DNS-based Centrality Analysis

Top 10 Queried Domains (by in-degree):
  -: 36 queries
  _googlecast._tcp.local: 9 queries
  shavar.services.mozilla.com: 8 queries
  wpad: 7 queries
  services.addons.mozilla.org: 7 queries
  versioncheck-bg.addons.mozilla.org: 7 queries
  detectportal.firefox.com: 6 queries
  aus5.mozilla.org: 6 queries
  firefox.settings.services.mozilla.com: 6 queries
  blocklists.settings.services.mozilla.com: 6 queries

Top 10 by PageRank (DNS):
  -: 0.0210
  _sleep-proxy._udp.local: 0.0027
  android.local: 0.0026
  isatap: 0.0025
  _googlecast._tcp.local: 0.0023
  _fb._tcp.local: 0.0022
  _raop._tcp.local: 0.0022
  desktop-18ss3ba: 0.0021
  _ipps._tcp.local: 0.0020
  _companion-link._tcp.local: 0.0020


## TODO: DIMKA
Write the code for 
### 1. Community Detection
Apply clustering or community detection algorithms on specific views:
- flow → group IPs that communicate frequently
- dns_query → group IPs that query similar domains (suspicious beaconing behavior?)
- http_request → group clients based on similar URLs

### 2. Node Centrality Analysis
Compute betweenness centrality, eigenvector centrality, or PageRank on:
- Flow view → who routes/relays the most traffic?
- DNS view → which domains are queried the most?

### 3. Node Feature Extraction for Classification  
Use the graph structure to extract features for IP nodes and apply supervised machine learning to classify them as normal or malicious.

- Use the existing `label` and `attack_type` attributes from the `flow` view as ground truth.
- Generate per-node features across different views to capture behavioral patterns.
- Train a classifier (e.g., Random Forest, XGBoost, or MLP) to detect malicious IPs.

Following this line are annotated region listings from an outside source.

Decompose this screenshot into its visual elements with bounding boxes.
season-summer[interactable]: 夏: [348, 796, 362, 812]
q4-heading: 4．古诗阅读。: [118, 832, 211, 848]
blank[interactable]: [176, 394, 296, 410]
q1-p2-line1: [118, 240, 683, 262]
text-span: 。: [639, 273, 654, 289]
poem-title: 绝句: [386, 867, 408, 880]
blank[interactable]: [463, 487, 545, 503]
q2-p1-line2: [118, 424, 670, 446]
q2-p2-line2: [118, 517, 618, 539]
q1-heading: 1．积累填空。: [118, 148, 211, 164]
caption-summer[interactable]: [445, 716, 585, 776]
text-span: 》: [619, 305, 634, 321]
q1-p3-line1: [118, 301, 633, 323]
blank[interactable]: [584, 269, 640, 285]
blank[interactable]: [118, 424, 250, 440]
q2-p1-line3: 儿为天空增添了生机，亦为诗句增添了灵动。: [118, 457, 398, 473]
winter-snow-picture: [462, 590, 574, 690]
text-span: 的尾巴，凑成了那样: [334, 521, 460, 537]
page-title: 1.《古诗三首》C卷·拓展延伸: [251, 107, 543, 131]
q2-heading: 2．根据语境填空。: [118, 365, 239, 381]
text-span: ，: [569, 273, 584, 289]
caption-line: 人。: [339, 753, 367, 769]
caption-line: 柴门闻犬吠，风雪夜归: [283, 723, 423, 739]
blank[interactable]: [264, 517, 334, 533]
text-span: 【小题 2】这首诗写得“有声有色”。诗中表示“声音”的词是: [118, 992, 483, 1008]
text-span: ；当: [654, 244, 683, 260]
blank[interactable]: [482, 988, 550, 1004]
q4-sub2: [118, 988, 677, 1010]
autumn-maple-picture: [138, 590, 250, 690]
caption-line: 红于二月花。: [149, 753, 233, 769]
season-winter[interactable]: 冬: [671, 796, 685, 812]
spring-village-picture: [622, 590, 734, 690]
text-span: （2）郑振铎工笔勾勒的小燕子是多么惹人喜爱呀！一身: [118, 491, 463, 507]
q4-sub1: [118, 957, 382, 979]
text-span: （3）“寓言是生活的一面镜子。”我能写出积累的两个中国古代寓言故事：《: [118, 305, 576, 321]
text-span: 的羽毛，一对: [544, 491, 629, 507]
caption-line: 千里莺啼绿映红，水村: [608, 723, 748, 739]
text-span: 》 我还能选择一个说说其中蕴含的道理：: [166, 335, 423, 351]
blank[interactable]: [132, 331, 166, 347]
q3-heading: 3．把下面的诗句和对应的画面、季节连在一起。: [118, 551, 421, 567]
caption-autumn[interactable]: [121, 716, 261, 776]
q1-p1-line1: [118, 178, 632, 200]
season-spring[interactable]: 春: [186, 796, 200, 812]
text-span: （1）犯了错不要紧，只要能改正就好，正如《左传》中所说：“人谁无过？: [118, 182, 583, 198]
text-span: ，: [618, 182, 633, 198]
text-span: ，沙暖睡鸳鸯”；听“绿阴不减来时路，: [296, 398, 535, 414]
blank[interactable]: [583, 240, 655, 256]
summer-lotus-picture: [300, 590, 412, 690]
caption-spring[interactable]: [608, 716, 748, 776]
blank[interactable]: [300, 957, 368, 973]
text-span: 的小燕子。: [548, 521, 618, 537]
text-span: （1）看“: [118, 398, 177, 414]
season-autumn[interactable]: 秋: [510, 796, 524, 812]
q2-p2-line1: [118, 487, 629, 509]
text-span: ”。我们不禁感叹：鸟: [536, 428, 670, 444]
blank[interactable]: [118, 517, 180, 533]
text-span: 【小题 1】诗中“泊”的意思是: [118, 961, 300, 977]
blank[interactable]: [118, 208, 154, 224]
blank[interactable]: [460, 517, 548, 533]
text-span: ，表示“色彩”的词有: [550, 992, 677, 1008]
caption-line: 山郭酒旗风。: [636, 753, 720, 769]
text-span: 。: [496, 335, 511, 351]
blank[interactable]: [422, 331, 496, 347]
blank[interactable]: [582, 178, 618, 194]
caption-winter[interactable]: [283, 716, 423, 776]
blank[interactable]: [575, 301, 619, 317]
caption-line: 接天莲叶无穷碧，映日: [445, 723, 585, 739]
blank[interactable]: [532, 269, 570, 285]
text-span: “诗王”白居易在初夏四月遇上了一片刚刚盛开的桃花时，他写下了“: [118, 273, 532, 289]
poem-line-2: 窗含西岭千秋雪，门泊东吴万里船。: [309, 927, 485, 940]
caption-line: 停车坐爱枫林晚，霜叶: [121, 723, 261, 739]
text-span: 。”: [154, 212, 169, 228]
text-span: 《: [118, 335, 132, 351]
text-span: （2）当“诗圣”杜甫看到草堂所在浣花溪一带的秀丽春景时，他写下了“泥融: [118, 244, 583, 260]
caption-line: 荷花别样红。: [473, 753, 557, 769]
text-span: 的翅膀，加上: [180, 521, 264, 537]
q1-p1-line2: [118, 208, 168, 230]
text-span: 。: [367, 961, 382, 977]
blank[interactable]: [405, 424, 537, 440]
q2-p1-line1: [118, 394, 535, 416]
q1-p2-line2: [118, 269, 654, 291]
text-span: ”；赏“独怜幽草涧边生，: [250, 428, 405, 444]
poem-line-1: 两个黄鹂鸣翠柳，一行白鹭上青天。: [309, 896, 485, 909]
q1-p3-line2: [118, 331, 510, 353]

Feature ideas for each IP node:

| Feature                               | Description                                                   |
|--------------------------------------|---------------------------------------------------------------|
| Degree / in-degree / out-degree      | Number of total/initiated/received connections (flow view)   |
| Number of distinct queried domains   | From `dns_query` edges — indicates domain diversity           |
| Number of protocol violations        | From `protocol_violation` edges — potential misbehavior       |
| Most common HTTP status codes        | From `http_request` edges — could signal probing or scanning  |
| Avg. bytes sent/received             | Captures traffic volume per connection                        |
| PageRank / betweenness / eigenvector | Centrality in communication network (flow view)               |
| Clustering coefficient               | Measures tightness of local communication                     |
| Number of SSL subjects or issuers    | Captures breadth of contacted certs (SSL-related views)       |

Usefulness: Enables explainable, graph-based threat classification using traditional ML pipelines. Serves as a strong baseline and complements centrality/community detection.